Membedah Makna Kata demi Kata
Untuk memahami sebuah kalimat secara utuh, langkah pertama adalah dengan mengurai setiap komponennya. Kalimat "Sami'allahu liman hamidah" terdiri dari empat kata kunci yang masing-masing membawa bobot makna yang sangat dalam.
1. Sami'a (سَمِعَ) - Maha Mendengar
Kata "Sami'a" berasal dari akar kata bahasa Arab yang berarti 'mendengar'. Namun, ketika disandarkan kepada Allah, 'pendengaran' ini memiliki dimensi yang jauh melampaui pendengaran makhluk. Pendengaran Allah bukanlah proses fisik yang membutuhkan organ seperti telinga. Ia adalah salah satu sifat kesempurnaan-Nya, yang tercermin dalam Asmaul Husna-Nya, As-Sami' (Maha Mendengar).

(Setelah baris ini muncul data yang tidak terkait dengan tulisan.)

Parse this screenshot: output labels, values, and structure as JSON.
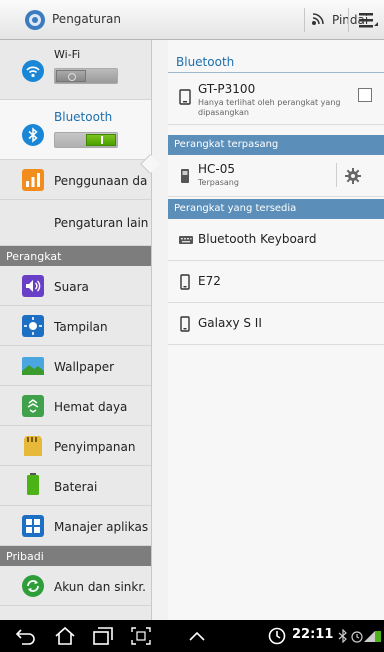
{
  "actionbar": {
    "title": "Pengaturan",
    "scan_label": "Pindai"
  },
  "left_menu": {
    "wifi_label": "Wi-Fi",
    "bluetooth_label": "Bluetooth",
    "data_usage_label": "Penggunaan da",
    "more_settings_label": "Pengaturan lain",
    "section_device": "Perangkat",
    "sound_label": "Suara",
    "display_label": "Tampilan",
    "wallpaper_label": "Wallpaper",
    "power_saving_label": "Hemat daya",
    "storage_label": "Penyimpanan",
    "battery_label": "Baterai",
    "app_manager_label": "Manajer aplikas",
    "section_personal": "Pribadi",
    "accounts_label": "Akun dan sinkr."
  },
  "right_panel": {
    "title": "Bluetooth",
    "device_name": "GT-P3100",
    "device_visibility": "Hanya terlihat oleh perangkat yang dipasangkan",
    "paired_header": "Perangkat terpasang",
    "paired_devices": [
      {
        "name": "HC-05",
        "status": "Terpasang"
      }
    ],
    "available_header": "Perangkat yang tersedia",
    "available_devices": [
      {
        "name": "Bluetooth Keyboard"
      },
      {
        "name": "E72"
      },
      {
        "name": "Galaxy S II"
      }
    ]
  },
  "statusbar": {
    "time": "22:11"
  },
  "colors": {
    "accent_blue": "#1d6fae",
    "section_blue": "#5b8fb9",
    "toggle_on": "#49a000"
  }
}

Pendengaran Allah bersifat mutlak dan tak terbatas. Ia mendengar segala sesuatu, dari gemuruh galaksi di alam semesta hingga bisikan terhalus dalam hati seorang hamba. Ia mendengar rintihan orang yang terzalimi, doa yang dipanjatkan dalam keheningan malam, dan bahkan pikiran yang belum terucap. Dalam konteks doa ini, "Sami'a" memiliki makna yang lebih spesifik, yaitu mendengar yang disertai dengan respons dan pengabulan. Ini bukan sekadar mendengar pasif, melainkan sebuah pendengaran yang aktif, penuh perhatian, dan siap untuk menjawab. Ketika kita mengucapkannya, kita sedang menegaskan keyakinan bahwa pujian kita tidak hilang di udara hampa, melainkan langsung diterima oleh Zat yang Maha Mendengar dan Maha Mengabulkan.
2. Allah (اللَّهُ) - Nama Agung Sang Pencipta
Kata "Allah" adalah nama diri (ismul a'zam) bagi Tuhan Yang Maha Esa, Pencipta alam semesta. Nama ini mencakup seluruh sifat-sifat kesempurnaan-Nya. Menyebut nama "Allah" dalam kalimat ini menempatkan subjek dari pendengaran tersebut pada tingkat yang paling agung. Bukan sembarang entitas yang mendengar, melainkan Allah, Sang Penguasa segalanya. Ini memberikan bobot dan kepastian yang luar biasa pada kalimat tersebut. Kita tidak sedang berbicara kepada kekuatan alam atau entitas abstrak, kita sedang mendeklarasikan bahwa pujian kita didengar oleh Zat yang memiliki kekuasaan mutlak atas segala sesuatu.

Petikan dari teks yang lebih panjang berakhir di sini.